Stephen Cohen insegna economia all’università di Berkeley. Specialista di economia urbana e del territorio, dopo il fallimento della città di Detroit risponde ad alcune domande sul portale d’informazione Liberation.fr.
Quale è l’importanza di questo fallimento su scala americana?
E’ il peggior fallimento di una collettività locale mai pronunciato negli Stati Uniti dagli anni della Seconda guerra mondiale. L’indebitamento della città è di 20 miliardi di dollari. Una somma considerevole, ma non si tratta di una sorpresa.
Una volta Detroit era la quarta città del paese. Dal 1950 ha perso la metà dei suoi abitanti. Oggi ne conta 700’000, contro 1.8 milioni di oltre cinquant’anni fa. Sono rimasti i più poveri, con una popolazione di colore pari al 80%.
Il settore immobiliare è crollato, così come i prelievi fiscali. Il debito è entrato in una spirale tale che oggi la città viene messa sotto la protezione del Chapter 9.
Era inevitabile, la città non aveva nemmeno i mezzi per mantenere la rete elettrica, con la metà dei semafori fuori uso e di notte molti quartieri completamente al buio. Dal 2008 è stata chiusa la metà dei parchi cittadini.
Quali conseguenze dopo questo fallimento?
L’indebitamento eccessivo della municipalità ha creato due problemi. Da un lato la città non poteva più far fronte al pagamento degli interessi dei prestiti sulle obbligazioni municipali che aveva emesso su un mercato del debito locale assolutamente colossale.
E’ un sistema interessante : per permettere alle collettività di attirare gli investitori, lo Stato federale non preleva alcuna tassa sugli interessi. Dall’altro lato, Detroit è stata soffocata dal pagamento delle pensioni e dei servizi ai suoi funzionari.
Adesso la questione è sapere chi pagherà. Saranno gli investitori che dovranno assumersi le perdite attraverso la diminuzione parziale del debito e la sua ristrutturazione?
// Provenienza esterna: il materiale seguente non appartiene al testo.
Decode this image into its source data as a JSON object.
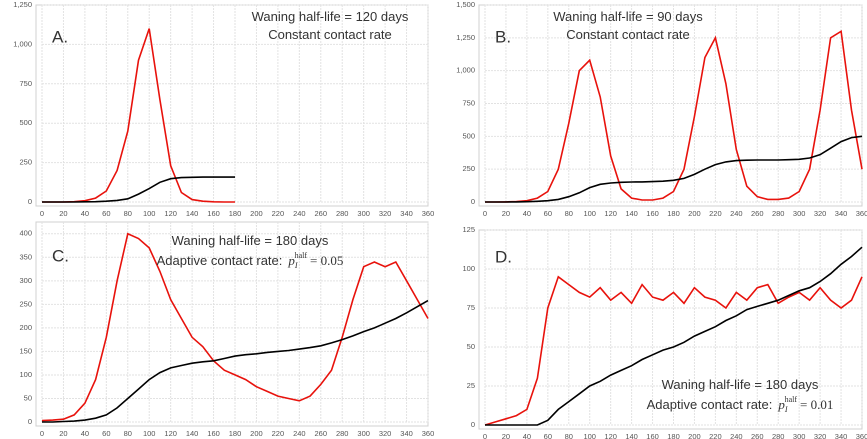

Oppure saranno i pensionati e i funzionari della municipalità che pagheranno il tributo più pesante, accettando pensioni riviste al ribasso e tagli di salari?
In altre parole, il fallimento di Detroit verrà assorbito dai mercati oppure dai funzionari della città? Si può pensare che entrambi passeranno alla cassa, ma la questione è sapere in quale proporzione.
Nel caso di una ristrutturazione del debito, c’è il rischio di destabilizzare l’insieme del mercato delle obbligazioni municipali.
Cosa faranno i detentori di crediti in altre municipalità che non vanno così bene? Venderanno? D’altra parte è impensabile che i mercati non parteciperanno al salvataggio di Detroit. Una possibilità estrema è che lo Stato del Michigan si assuma il debito; legalmente è possibile ma non credo che questo avvenga.
Che dire della dimensione razziale e politica di questo fallimento?
Lo Stato del Michigan è repubblicano e soprattutto bianco, mentre Detroit è nera e democratica. Da questo punto di vista non mancano i potenziali conflitti fra le due parti.
Ad esempio, la manutenzione del Detroit Institute of Art competeva alla municipalità “nera e democratica” mentre chi andava a vedere le opere d’arte erano soprattutto i “bianchi e repubblicani” che abitano fuori dalla città. Dunque chi pagherà?
Perchè Detroit è in fallimento allorchè il settore industriale stava ripartendo, dopo una profonda crisi?
Oggi in città rimangono due o tre fabbriche di automobili. Le altre sono situate nella regione di Detroit, che rappresenta un bacino di attività di 5 milioni di abitanti e che si trova in condizioni migliori della città.
Siccome questa regione ha visto una sorta di rinascita, soprattutto con il ritorno di General Motors, forse la città potrà ripartire da questo settore, ma a condizione di mettere ordine nelle sue finanze. Riordinamento che è già iniziato, da quando un gestore della crisi è stato nominato per sostituire il sindaco e il consiglio municipale.
Detroit potrà rimettersi in piedi?
Si legge molto sul fatto che diversi giovani investono a Detroit attirati da un settore immobiliare vicino al costo zero, che iniziano a creare imprese, nuove attività, ecc.
Una nuova opportunità dopo una crisi profonda. Detroit non è condannata e questo fallimento deve essere visto come un nuovo punto di partenza.”